Alan Soards, 38, a member of white watch at Lowestoft South fire station, died at the Lee Valley White Water Centre in Hertfordshire on 2 October.
Jackie and Michael Soards said their son, of Oulton Broad, was "always talking about how great his job was".
A service for Norfolk-born Mr Soards was held in Gorleston earlier.
He was taken ill in the water during routine swimming exercise as part of his swift water rescue training at Lee Valley.
The fire service said he was immediately rescued by his colleagues but died within a few minutes.
Representatives from every fire and rescue service in the country have been invited to the funeral at St Andrew's Church in Gorleston-on-Sea, the town where Mr Soards grew up.
End Quote Michael and Jackie Soards Parents of firefighter Alan Soards
He never boasted about his awards and achievements - in fact, had he not died, we probably would never have known about them”
His coffin was carried from his fire station on a restored fire engine, and a piper led pallbearers into the church through a Guard of Honour of firefighters and standard bearers.
Mr Soards - "Knuckles" to his colleagues - was a respected and much-loved firefighter for 11 years, the fire service said.
He had also volunteered for many years as a crew member of the Great Yarmouth and Gorleston RNLI.
In a statement, Jackie and Michael Soards said: "Alan was a strong, brave, generous, non-materialistic and honest man.
"He lived to clearly defined and strongly held no-nonsense values.
"If something interested him he threw his heart and soul into it."'Made us laugh'
They added Mr Soards, who had a degree in applied physics from Coventry University, loved extreme sports and his dog Tyson was his "pride and joy".
"[He was] always talking about how great his job was and what he was going to do next; making us laugh about the funny things that happened.
"He never boasted about his awards and achievements.

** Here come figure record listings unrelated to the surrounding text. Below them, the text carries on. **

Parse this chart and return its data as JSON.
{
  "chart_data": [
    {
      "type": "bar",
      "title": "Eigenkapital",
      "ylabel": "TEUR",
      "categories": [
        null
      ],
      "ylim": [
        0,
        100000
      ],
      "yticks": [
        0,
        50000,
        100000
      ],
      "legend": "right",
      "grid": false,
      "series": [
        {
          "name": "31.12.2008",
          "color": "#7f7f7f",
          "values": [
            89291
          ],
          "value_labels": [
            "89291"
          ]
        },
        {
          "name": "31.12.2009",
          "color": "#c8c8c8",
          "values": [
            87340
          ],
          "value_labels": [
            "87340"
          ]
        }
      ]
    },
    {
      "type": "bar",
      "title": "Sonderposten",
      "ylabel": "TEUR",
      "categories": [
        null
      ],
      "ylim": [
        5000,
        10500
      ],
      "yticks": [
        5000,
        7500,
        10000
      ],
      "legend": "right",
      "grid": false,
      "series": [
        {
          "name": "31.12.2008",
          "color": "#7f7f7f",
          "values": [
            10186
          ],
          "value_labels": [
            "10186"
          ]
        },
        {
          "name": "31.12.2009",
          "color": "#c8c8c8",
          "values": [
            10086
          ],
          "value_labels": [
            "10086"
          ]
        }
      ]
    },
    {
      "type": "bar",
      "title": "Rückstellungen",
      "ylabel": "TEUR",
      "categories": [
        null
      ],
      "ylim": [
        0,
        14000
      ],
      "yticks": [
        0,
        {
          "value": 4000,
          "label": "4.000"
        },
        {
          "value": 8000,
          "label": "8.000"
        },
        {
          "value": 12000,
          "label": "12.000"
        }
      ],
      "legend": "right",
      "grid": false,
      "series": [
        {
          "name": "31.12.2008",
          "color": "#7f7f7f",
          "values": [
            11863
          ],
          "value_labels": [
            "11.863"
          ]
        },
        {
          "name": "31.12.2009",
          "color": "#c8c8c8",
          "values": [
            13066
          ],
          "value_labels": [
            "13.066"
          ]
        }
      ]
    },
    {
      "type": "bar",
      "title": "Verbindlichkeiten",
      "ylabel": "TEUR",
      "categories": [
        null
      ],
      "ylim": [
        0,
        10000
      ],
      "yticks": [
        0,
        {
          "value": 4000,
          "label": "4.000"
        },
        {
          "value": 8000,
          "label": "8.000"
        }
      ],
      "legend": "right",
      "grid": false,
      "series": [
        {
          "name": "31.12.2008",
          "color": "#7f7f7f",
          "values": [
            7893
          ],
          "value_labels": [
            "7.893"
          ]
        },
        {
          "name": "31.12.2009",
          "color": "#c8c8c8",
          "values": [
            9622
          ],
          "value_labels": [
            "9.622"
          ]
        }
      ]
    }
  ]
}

In fact, had he not died, we probably would never have known about them.
"He died doing what he loved, surrounded by people whom he cared about and respected.
"We now know that feeling was reciprocated."
Neil Henderson, the watch commander who oversaw white watch, said: "Alan loved nothing more than being with his fire service friends, whether it was hurtling down a fast moving river, driving the flood rescue boats or instructing kids in road safety and fitness.
"Al was a first class firefighter and friend.
"We will all miss him dearly and will always treasure the banter we had, and the memories."